Since when have red and white been Canada's national colours?
📖 In-depth explanation
Background, key points, and common pitfalls
Question
Since when have red and white been Canada's national colours?
📚 Background context
Discover Canada records this in one direct sentence. The guide writes: Red and white had been colours of France and England since the Middle Ages and the national colours of Canada since 1921. The year the test wants is therefore 1921.
Two histories converge in 1921. Discover Canada first traces the colours back to the Middle Ages, when red and white were used by France and England — Canada's two founding European peoples. So the colours were already historic across Europe before they became Canadian. Then in 1921, they were declared the official national colours of Canada — formalising what had long been culturally meaningful into a state-level designation.
The 1921 colours preceded the 1965 flag. Discover Canada writes that "a new Canadian flag was raised for the first time in 1965," and that the "red-white-red pattern" on the flag built on the colours that had been Canada's national colours since 1921. So the modern flag's design was a synthesis of older symbolism — the Royal Military College pattern (1876), the European colours of France and England, and the 1921 official national-colour declaration.
1921 fits a wider period of Canadian symbol-formalisation. Discover Canada writes that "as an expression of national pride after the First World War, Canada adopted an official coat of arms and a national motto, A mari usque ad mare." So 1921 sits inside that post-war wave of national-identity declarations: the coat of arms, the national motto, and the colour designation all came in the early 1920s, as Canada formalised its identity following the war's conclusion.
🌎 Why this matters today
The question is testing whether new citizens know when red and white became Canada's national colours. Discover Canada commits to one year: 1921. The right test answer matches that.
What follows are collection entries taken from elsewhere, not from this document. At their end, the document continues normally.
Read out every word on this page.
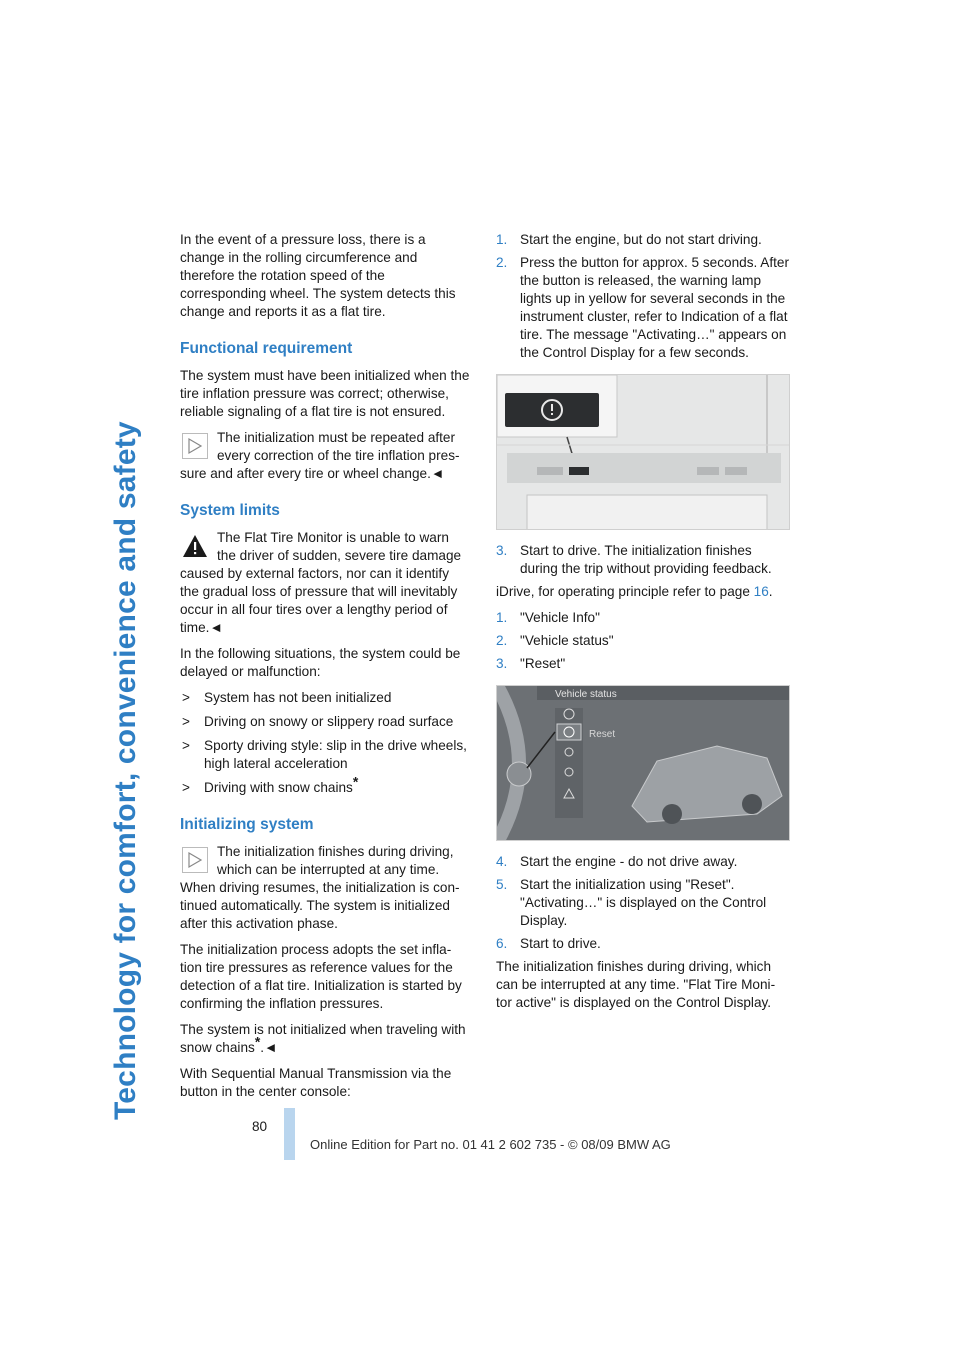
Technology for comfort, convenience and safety

In the event of a pressure loss, there is a change in the rolling circumference and therefore the rotation speed of the corresponding wheel. The system detects this change and reports it as a flat tire.

Functional requirement

The system must have been initialized when the tire inflation pressure was correct; otherwise, reliable signaling of a flat tire is not ensured.

The initialization must be repeated after every correction of the tire inflation pres-
sure and after every tire or wheel change.◄
System limits
The Flat Tire Monitor is unable to warn the driver of sudden, severe tire damage
caused by external factors, nor can it identify the gradual loss of pressure that will inevitably occur in all four tires over a lengthy period of time.◄

In the following situations, the system could be delayed or malfunction:

>	System has not been initialized
>	Driving on snowy or slippery road surface
>	Sporty driving style: slip in the drive wheels, high lateral acceleration
>	Driving with snow chains*
Initializing system
The initialization finishes during driving, which can be interrupted at any time.
When driving resumes, the initialization is con- tinued automatically. The system is initialized after this activation phase.

The initialization process adopts the set infla- tion tire pressures as reference values for the detection of a flat tire. Initialization is started by confirming the inflation pressures.

The system is not initialized when traveling with snow chains*.◄

With Sequential Manual Transmission via the button in the center console:

1. Start the engine, but do not start driving.
2. Press the button for approx. 5 seconds. After the button is released, the warning lamp lights up in yellow for several seconds in the instrument cluster, refer to Indication of a flat tire. The message "Activating…" appears on the Control Display for a few seconds.
3. Start to drive. The initialization finishes during the trip without providing feedback.

iDrive, for operating principle refer to page 16.

1. "Vehicle Info"
2. "Vehicle status"
3. "Reset"
Vehicle status
Reset
4. Start the engine - do not drive away.
5. Start the initialization using "Reset". "Activating…" is displayed on the Control Display.
6. Start to drive.

The initialization finishes during driving, which can be interrupted at any time. "Flat Tire Moni- tor active" is displayed on the Control Display.

80
Online Edition for Part no. 01 41 2 602 735 - © 08/09 BMW AG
The wrong answer choices each pick a different year. turn-of-the-century is too early — the colours were not yet officially national. 1945 is too late — the colours had already been national for nearly a quarter-century by then. 1965 is the year the new Canadian flag was first raised, but the colours had been national for 44 years by that point. Only 1921 matches.
📜 From Discover Canada
"Red and white had been colours of France and England since the Middle Ages and the national colours of Canada since 1921."
⚠️ Common misconceptions
The turn-of-the-century answer choice is wrong. Discover Canada never names turn-of-the-century as the year red and white became Canadian national colours. The year is 1921.
The 1945 answer choice is wrong. Discover Canada places the colours' national status in 1921 — well before 1945.
The 1965 answer choice is wrong. Discover Canada identifies 1965 as the year the new Canadian flag was first raised — but the red and white colours were already Canada's national colours by then. The flag's design used colours that had been national for over 40 years.
Don't confuse the medieval origin with the official date. Discover Canada notes that red and white were used by France and England since the Middle Ages — but they only became Canada's official national colours in 1921, not earlier.
✅ Key points to remember
- Year / answer:
- 1921
- Source statement:
- "Red and white had been... the national colours of Canada since 1921."
- Earlier European use:
- Colours of France and England since the Middle Ages
- Connected milestone:
- Canadian coat of arms and national motto adopted as expressions of national pride after the First World War
- Later use:
- 1965 — the new Canadian flag with red-white-red pattern was first raised
- Two founding peoples:
- France (red/white origin) and England (red/white origin) — both historic uses
💡 Memory tip
One colour-designation year: 1921 · red and white declared Canada's national colours. Predates the 1965 flag, but the flag uses the same colours.